It's sad but the Ph.D. terminal degree, called thus cause the process while enriching, nearly kills you, stopped me from writing and reading for quite awhile. Average completion time, 7 years. Most of this is spent trying to translate into scientifically sound and hopefully creative and passionate language-- a mind map of your inner workings. How you know what you know and where your ideas come from and how you manifest them and what's it mean and why should anyone care? Create new knowledge and make it credible and written well enough to cause a rise in the breath and heart and mind of the readers.
Funny how life unfolds, and sometimes not funny at all. Life's challenging. I can't say it any clearer than that. Suicides of beautifully talented, 24 year old girls who don't even know what life tastes like yet, horse accidents and learning to fly 15 feet up and back out of a trailer...the flying was a whoosh, the landing, well, not so much. Horses don't like to be confined and when facing an exit, one must move quickly out of the way. 1200 pounds with a thrust from back haunches to front feet off the ground...well, it's not something you're gonna stop. So you fly and luckily I still bounce pretty well evidently. Coulda busted my neck but didn't. And I'm not selling my horses, mother..I sold my motorcycle cause my brother died on one, but I'm keeping the horses. I'm grown and will die one day, somehow. I'm not looking forward to it, but I'm not running from it either. I like living my life, fully.

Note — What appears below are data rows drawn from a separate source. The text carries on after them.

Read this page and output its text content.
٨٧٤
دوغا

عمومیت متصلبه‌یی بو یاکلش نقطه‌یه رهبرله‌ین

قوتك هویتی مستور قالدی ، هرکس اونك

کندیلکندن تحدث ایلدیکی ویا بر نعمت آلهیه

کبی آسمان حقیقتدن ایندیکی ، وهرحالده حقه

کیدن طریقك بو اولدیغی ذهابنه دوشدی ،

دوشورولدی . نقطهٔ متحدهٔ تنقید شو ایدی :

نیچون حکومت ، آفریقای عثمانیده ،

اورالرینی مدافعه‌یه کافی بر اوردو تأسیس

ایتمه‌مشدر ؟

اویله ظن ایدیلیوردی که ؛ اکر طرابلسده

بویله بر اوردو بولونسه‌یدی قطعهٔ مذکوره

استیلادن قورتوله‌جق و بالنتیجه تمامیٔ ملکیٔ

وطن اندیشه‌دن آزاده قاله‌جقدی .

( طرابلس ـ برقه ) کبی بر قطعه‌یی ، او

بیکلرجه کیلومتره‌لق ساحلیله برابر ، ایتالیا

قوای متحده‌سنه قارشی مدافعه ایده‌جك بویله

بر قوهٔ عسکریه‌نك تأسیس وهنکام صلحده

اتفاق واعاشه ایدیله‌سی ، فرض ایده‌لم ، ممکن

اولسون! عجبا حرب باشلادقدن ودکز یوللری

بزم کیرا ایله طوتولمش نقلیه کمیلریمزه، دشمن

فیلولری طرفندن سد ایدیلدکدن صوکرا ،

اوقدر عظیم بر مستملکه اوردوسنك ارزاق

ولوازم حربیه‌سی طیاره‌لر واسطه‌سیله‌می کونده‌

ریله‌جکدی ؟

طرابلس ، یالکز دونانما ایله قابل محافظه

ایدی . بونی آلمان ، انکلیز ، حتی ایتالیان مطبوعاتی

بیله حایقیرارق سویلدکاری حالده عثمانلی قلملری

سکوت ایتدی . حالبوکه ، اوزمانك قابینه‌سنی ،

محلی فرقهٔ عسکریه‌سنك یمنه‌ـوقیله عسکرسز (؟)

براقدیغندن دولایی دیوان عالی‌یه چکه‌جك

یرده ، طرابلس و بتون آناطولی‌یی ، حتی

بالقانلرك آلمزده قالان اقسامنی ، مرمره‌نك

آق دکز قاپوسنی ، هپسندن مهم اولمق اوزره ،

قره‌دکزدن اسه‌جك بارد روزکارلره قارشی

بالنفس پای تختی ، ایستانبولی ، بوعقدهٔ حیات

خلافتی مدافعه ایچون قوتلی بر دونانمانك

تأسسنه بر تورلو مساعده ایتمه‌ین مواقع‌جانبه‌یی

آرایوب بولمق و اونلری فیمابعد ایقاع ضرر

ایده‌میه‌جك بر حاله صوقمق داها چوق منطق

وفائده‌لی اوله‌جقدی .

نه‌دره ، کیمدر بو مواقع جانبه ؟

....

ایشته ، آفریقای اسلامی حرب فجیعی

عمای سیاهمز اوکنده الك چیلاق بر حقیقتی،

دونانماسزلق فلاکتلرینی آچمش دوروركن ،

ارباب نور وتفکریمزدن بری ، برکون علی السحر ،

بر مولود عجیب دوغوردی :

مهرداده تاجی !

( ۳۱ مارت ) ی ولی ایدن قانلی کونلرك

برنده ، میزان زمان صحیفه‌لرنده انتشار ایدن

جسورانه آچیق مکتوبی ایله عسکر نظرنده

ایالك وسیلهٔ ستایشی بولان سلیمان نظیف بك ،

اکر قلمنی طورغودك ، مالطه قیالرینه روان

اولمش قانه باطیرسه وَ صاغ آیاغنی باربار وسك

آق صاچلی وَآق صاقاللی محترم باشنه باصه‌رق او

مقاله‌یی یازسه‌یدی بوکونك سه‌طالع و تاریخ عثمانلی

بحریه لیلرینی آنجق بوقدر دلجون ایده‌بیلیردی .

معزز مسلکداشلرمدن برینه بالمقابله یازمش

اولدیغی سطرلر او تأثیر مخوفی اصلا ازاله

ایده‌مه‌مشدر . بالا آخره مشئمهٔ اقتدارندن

My mare, Grace, has a stifle wound. That's a horse's knee. I don't know if she'll recover and she's my heart..cantering on her with a red-tail hawk flying above you, or deer on the ridge, or elk in the distance, well, it's just plain beyond words.
It's all about heart and feeling it rise to your throat. And loving every second.
My friend says when I die, it'll say on my headstone, "I got things to do!" Can't keep a good girl down..less she's dead I guess and then, well, I figure I'll get better at flyin.